Hawkins, supra at 268. By the same token, we find that a person does not have a privacy interest in mail that has not been either sent or received by that person. Because neither Black nor Diorio asserted an ownership interest in the package addressed to Barbara Barsh, and because neither can assert the rights of Barbara Barsh, we find that they did not have a privacy interest in the package. Therefore, Black and Diorio’s motions to suppress should have been denied. Blee, supra.
¶ 21 Order reversed. Jurisdiction relinquished.
. The Commonwealth has complied with Pennsylvania Rule of Appellate Procedure 311(d):
In a criminal case, under the circumstances provided by law, the Commonwealth may take an appeal as of right from an order that does not end the entire case where the Commonwealth certifies in the notice of appeal that the order will terminate or substantially handicap the prosecution.
Pa. R.A.P. 311(d). See Commonwealth v.

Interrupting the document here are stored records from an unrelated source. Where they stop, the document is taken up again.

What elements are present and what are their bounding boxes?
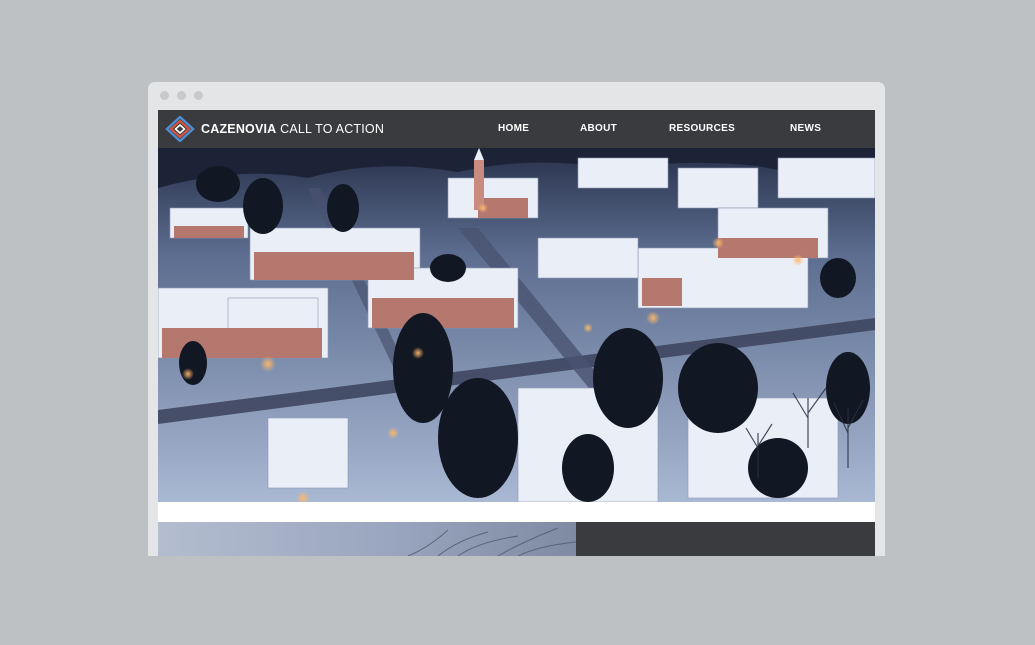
logo-tagline: CALL TO ACTION: [276, 122, 385, 136]
nav-about[interactable]: ABOUT: [580, 123, 617, 134]
section-image-strip: [158, 522, 576, 556]
site-logo[interactable]: CAZENOVIA CALL TO ACTION: [165, 116, 384, 142]
page-viewport: CAZENOVIA CALL TO ACTION HOME ABOUT RESO…: [158, 110, 875, 556]
diamond-logo-icon: [165, 116, 195, 142]
window-controls: [160, 91, 203, 100]
section-dark-panel: [576, 522, 875, 556]
site-navbar: CAZENOVIA CALL TO ACTION HOME ABOUT RESO…: [158, 110, 875, 148]
tree-branches-photo: [407, 527, 576, 556]
snowy-town-aerial-photo: [158, 148, 875, 502]
hero-image: [158, 148, 875, 502]
logo-text: CAZENOVIA CALL TO ACTION: [201, 122, 384, 136]
window-dot-close: [160, 91, 169, 100]
nav-news[interactable]: NEWS: [790, 123, 821, 134]
nav-home[interactable]: HOME: [498, 123, 529, 134]
nav-resources[interactable]: RESOURCES: [669, 123, 735, 134]
logo-brand: CAZENOVIA: [201, 122, 277, 136]
browser-window: CAZENOVIA CALL TO ACTION HOME ABOUT RESO…: [148, 82, 885, 556]
window-dot-minimize: [177, 91, 186, 100]
window-dot-maximize: [194, 91, 203, 100]
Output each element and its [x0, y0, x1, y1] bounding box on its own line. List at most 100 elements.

Dugger, 506 Pa. 537, 539, 486 A.2d 382, 383 (1985) (holding an order suppressing evidence is appealable only when it is apparent from the record that the order terminates or substantially handicaps the prosecution).
. Pursuant to Pennsylvania Rule of Appellate Procedure 513, these appeals have been consolidated. Rule 513 states in pertinent part:
[w]here there is more than one appeal from the same order, or where the same question is involved in two or more appeals in different cases, the appellate court may, in its discretion, order them to be argued together in all particulars as if but a single appeal.*1255 Appeals may be consolidated by stipulation of the parties to the several appeals.
Pa.R.A.P. 513.
See e.g. Rakas v. Illinois, 439 U.S. 128, 99 S.Ct. 421, 58 L.Ed.2d 387 (1978) and Mancusi v. DeForte, 392 U.S. 364, 88 S.Ct. 2120, 20 L.Ed.2d 1154 (1968) (reevaluating the "automatic standing” rule applied to alleged Fourth Amendment violations' in Jones v. United States, 362 U.S. 257, 80 S.Ct. 725, 4 L.Ed.2d 697 (1960), which held the mere charge of a defendant with a possessory offense conferred standing to assert an alleged Fourth Amendment violation).
. We have divided this principle into two concepts: (1) standing to litigate a suppression claim; and (2) the existence of a reasonable and legitimate expectation of privacy in the thing seized. See Commonwealth v. Peterson, 535 Pa. 492, 497, 636 A.2d 615 617 (1993).